What we now know is that since COVID-19 is a respiratory disorder; what’s in the air just might be more important than what’s on the surface. Sure, touch an infected surface and bring that toxin to your face with a simple touch or itch-scratching and wham… infection city. But without exceptionally expensive HVAC retrofitting, there is a real question whether sealed office space can be made safe at all. Senior managers are beginning to ask the right questions, even beginning to slow the process of bringing back office workers. Work from home continues to be viable for most office work. 

“U.S. companies are raising new questions about how they can make workplaces safe after the world’s top public health agency acknowledged the risk that tiny airborne droplets of the novel coronavirus may contribute to its spread, industry healthcare consultants said. 

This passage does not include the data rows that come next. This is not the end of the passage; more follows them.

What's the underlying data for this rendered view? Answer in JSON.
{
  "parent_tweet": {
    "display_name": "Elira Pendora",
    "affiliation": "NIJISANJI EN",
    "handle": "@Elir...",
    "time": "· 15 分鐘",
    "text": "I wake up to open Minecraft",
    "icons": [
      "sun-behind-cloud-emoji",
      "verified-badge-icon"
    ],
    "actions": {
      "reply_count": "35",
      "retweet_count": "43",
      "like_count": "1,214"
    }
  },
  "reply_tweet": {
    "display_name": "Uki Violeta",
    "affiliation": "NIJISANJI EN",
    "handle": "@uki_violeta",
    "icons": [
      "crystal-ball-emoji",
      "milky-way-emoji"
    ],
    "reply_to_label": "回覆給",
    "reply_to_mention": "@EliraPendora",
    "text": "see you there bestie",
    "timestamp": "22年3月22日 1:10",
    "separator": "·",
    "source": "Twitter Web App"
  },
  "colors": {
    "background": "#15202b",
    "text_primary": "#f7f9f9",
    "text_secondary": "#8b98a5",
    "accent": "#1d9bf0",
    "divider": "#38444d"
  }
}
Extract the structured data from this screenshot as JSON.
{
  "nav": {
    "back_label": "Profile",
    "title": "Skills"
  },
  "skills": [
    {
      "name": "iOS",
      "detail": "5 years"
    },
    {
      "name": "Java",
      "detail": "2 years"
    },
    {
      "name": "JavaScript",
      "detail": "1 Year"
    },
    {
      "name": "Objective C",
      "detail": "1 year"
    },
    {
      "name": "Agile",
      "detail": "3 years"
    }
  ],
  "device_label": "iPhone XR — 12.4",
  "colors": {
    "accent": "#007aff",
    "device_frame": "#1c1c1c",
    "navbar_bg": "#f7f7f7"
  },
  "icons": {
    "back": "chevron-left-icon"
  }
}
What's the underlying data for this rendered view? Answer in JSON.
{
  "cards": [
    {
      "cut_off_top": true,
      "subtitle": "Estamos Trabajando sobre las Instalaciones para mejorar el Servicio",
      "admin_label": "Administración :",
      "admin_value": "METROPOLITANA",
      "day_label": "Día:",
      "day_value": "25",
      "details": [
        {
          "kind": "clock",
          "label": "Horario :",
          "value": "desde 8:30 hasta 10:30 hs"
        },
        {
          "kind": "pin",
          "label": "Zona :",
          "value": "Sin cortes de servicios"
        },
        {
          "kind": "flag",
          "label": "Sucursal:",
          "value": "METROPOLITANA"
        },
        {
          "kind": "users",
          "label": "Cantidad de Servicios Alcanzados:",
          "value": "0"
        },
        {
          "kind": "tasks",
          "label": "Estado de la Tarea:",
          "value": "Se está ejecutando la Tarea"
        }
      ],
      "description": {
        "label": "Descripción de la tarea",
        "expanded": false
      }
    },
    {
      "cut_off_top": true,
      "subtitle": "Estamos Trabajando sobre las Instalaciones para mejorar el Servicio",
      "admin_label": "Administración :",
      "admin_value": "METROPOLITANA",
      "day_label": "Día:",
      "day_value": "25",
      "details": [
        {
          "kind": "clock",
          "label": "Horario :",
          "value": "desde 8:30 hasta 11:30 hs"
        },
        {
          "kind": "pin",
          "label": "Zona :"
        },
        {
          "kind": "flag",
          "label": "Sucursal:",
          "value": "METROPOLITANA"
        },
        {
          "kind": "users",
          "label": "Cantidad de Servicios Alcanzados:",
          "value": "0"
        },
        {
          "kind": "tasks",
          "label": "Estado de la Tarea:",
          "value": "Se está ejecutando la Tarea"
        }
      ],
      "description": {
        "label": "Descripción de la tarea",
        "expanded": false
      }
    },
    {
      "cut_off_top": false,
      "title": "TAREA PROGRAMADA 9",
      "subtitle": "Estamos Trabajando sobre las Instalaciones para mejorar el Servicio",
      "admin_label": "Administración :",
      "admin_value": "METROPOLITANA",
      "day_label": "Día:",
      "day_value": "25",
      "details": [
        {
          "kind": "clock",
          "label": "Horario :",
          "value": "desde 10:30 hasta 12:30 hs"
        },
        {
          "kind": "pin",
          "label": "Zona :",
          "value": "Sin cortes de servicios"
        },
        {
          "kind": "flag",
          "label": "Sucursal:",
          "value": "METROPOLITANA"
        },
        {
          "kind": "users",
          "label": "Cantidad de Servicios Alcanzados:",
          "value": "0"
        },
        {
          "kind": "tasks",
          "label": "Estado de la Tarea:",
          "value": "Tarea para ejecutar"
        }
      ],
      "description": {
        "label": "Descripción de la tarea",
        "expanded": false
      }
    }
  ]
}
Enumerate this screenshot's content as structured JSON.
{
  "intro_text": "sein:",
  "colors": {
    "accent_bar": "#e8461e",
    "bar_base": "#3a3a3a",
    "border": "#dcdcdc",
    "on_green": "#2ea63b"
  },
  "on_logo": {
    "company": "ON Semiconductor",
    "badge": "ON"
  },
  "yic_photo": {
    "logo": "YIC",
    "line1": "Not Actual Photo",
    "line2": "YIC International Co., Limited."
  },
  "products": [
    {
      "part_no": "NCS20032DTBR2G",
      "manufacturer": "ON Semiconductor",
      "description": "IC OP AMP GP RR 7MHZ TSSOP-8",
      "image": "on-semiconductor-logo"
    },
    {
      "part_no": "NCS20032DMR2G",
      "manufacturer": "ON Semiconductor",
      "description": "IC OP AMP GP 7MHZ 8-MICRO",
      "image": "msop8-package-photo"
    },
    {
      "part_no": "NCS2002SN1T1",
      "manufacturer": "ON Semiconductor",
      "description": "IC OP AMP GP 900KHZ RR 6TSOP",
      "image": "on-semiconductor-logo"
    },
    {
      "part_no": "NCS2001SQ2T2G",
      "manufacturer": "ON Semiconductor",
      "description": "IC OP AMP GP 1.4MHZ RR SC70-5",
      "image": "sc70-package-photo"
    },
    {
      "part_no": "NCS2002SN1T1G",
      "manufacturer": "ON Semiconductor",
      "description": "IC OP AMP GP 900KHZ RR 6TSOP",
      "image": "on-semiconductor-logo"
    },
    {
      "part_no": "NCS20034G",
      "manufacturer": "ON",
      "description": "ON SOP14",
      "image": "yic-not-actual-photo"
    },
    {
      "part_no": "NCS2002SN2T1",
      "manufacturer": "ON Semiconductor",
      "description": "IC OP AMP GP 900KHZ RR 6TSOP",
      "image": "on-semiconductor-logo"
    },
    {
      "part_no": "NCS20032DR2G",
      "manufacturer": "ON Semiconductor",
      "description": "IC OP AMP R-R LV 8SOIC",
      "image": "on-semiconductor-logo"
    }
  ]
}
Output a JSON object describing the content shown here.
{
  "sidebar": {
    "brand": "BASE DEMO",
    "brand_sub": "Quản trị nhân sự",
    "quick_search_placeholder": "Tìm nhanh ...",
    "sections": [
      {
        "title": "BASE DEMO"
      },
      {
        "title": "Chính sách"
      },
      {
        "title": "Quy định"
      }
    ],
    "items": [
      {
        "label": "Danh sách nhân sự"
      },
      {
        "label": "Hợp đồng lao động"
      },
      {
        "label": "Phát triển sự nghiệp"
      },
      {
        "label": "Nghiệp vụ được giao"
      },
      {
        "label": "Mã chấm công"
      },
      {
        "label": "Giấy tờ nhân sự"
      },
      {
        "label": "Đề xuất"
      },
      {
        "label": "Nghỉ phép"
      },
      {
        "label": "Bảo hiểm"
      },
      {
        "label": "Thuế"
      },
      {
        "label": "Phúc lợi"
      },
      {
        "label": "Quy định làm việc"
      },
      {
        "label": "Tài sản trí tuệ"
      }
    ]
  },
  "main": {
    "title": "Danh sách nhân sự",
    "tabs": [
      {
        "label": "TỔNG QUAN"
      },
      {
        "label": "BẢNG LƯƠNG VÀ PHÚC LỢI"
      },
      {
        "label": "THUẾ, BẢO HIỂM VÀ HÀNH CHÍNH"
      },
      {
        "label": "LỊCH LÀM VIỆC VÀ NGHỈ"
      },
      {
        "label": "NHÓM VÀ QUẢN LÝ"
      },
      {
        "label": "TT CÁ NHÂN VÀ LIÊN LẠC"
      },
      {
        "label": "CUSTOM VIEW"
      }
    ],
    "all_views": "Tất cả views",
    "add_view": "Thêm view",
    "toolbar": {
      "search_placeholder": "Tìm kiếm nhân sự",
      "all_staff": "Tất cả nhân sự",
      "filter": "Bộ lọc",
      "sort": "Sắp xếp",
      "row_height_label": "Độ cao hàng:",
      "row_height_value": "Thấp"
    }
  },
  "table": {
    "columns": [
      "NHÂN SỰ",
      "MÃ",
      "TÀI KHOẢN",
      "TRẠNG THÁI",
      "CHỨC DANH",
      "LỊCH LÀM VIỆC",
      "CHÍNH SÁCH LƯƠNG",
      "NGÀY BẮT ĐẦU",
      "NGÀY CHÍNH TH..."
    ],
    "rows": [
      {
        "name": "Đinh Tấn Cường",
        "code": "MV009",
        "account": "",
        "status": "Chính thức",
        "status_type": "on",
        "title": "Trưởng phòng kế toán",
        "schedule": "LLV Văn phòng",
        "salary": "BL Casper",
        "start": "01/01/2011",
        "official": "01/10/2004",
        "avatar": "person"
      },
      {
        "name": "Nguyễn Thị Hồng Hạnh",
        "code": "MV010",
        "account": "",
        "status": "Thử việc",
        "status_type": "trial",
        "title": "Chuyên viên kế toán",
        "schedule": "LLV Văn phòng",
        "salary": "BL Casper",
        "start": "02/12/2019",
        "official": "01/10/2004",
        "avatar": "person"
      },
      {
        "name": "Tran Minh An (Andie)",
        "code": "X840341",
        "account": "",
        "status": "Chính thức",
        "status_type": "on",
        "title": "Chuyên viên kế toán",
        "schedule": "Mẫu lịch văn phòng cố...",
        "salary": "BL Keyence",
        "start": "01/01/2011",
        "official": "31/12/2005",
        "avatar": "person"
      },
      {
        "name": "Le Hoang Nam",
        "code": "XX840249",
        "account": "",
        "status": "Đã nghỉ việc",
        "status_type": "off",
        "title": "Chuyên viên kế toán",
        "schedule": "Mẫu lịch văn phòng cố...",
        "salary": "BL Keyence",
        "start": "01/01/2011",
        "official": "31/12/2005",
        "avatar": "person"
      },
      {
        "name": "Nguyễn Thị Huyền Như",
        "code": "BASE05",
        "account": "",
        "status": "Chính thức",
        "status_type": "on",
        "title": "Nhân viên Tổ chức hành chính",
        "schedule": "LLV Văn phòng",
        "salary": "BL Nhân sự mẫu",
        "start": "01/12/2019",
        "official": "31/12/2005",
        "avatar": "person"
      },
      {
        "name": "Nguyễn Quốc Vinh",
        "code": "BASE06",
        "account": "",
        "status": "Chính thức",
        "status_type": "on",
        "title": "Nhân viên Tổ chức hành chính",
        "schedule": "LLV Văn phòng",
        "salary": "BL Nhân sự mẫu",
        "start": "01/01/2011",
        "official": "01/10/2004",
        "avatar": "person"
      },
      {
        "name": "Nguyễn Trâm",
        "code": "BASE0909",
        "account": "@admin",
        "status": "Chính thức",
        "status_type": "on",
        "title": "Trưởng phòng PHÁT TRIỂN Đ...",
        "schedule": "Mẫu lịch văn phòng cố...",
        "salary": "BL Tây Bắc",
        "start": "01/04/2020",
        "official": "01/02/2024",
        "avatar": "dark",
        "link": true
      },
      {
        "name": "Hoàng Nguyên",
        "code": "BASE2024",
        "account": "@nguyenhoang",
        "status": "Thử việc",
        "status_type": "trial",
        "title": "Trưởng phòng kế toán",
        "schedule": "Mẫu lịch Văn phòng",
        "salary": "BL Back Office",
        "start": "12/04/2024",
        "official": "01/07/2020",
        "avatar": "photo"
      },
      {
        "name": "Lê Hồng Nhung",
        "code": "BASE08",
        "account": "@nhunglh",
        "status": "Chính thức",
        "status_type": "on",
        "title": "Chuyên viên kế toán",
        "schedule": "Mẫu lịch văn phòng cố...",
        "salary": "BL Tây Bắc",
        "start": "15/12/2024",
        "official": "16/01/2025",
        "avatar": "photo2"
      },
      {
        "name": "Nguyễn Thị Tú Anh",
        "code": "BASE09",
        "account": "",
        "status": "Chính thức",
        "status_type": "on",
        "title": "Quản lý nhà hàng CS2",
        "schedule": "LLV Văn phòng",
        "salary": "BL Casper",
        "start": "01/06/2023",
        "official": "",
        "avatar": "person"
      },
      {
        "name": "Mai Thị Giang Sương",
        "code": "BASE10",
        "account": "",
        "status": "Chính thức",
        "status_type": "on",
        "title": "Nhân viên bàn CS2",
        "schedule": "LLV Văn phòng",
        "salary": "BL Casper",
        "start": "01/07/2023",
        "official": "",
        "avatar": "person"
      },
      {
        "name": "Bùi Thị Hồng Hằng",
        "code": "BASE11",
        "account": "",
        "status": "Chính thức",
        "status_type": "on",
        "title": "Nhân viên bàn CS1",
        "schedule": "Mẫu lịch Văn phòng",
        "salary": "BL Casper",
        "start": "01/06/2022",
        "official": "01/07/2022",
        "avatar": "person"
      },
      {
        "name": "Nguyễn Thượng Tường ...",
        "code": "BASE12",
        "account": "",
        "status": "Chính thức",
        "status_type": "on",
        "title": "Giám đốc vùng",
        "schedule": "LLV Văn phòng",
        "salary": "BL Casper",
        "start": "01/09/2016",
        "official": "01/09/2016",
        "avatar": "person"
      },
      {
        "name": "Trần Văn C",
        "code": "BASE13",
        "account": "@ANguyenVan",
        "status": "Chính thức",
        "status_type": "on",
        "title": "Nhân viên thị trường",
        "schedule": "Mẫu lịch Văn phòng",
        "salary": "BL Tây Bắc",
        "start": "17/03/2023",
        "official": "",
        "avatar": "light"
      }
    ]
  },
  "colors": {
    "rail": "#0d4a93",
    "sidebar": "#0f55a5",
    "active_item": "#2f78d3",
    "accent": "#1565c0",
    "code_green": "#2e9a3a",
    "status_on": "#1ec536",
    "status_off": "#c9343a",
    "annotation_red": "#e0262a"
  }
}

“About two weeks ago [early July], the World Health Organization called for more scientific study into airborne transmission of COVID-19. The move raised awareness of an issue excluded from U.S. government back-to-work guidelines, adding to the challenge of keeping people safe in offices, stores and work sites, these consultants said. 

“Many companies devised strategies based on WHO guidance that large respiratory droplets of the virus could infect people when first emitted and after they landed on surfaces. Now the concern over infection is focused on the idea that tiny droplets could linger in the air for hours… 

“The slowdown comes as some employers, such as Texas energy companies Halliburton Co and Chevron Corp, had already begun delaying plans to bring back office workers due to rising coronavirus cases… Employers are asking whether public health recommendations that individuals remain 6 feet apart and wear masks to limit transmission through large droplets are enough.” Thompson Reuters, July 20th. Apparently, no one told those infectious droplets not to go around partitions or hover around for hours. And exactly how do you tell your landlord to spend a fortune upgrading the HVAC system to exchange and filter the air efficiently? Don’t count on the Trump administration for any help in this area. 

All of this faces us now. But after a possible near-term lull, it now seems all but certain that we will face that dreaded second wave, during traditional flu season, by the end of the year. “Robert Redfield, the director of the U.S. Centers for Disease Control and Prevention (CDC), has said the coming fall and winter months may be one of the toughest in the country's public health history… ‘I do think the fall and the winter of 2020 is probably going to be one of the most difficult times that we've experienced in American public health’ he said, as COVID-19 and the flu will coincide.” Newsweek, July 15th. It not as if no one cares. But it just might be that no one who can make a difference at the federal level cares enough.

            I’m Peter Dekom, and number and facts repeatedly confirm how badly the United States is handling this pandemic.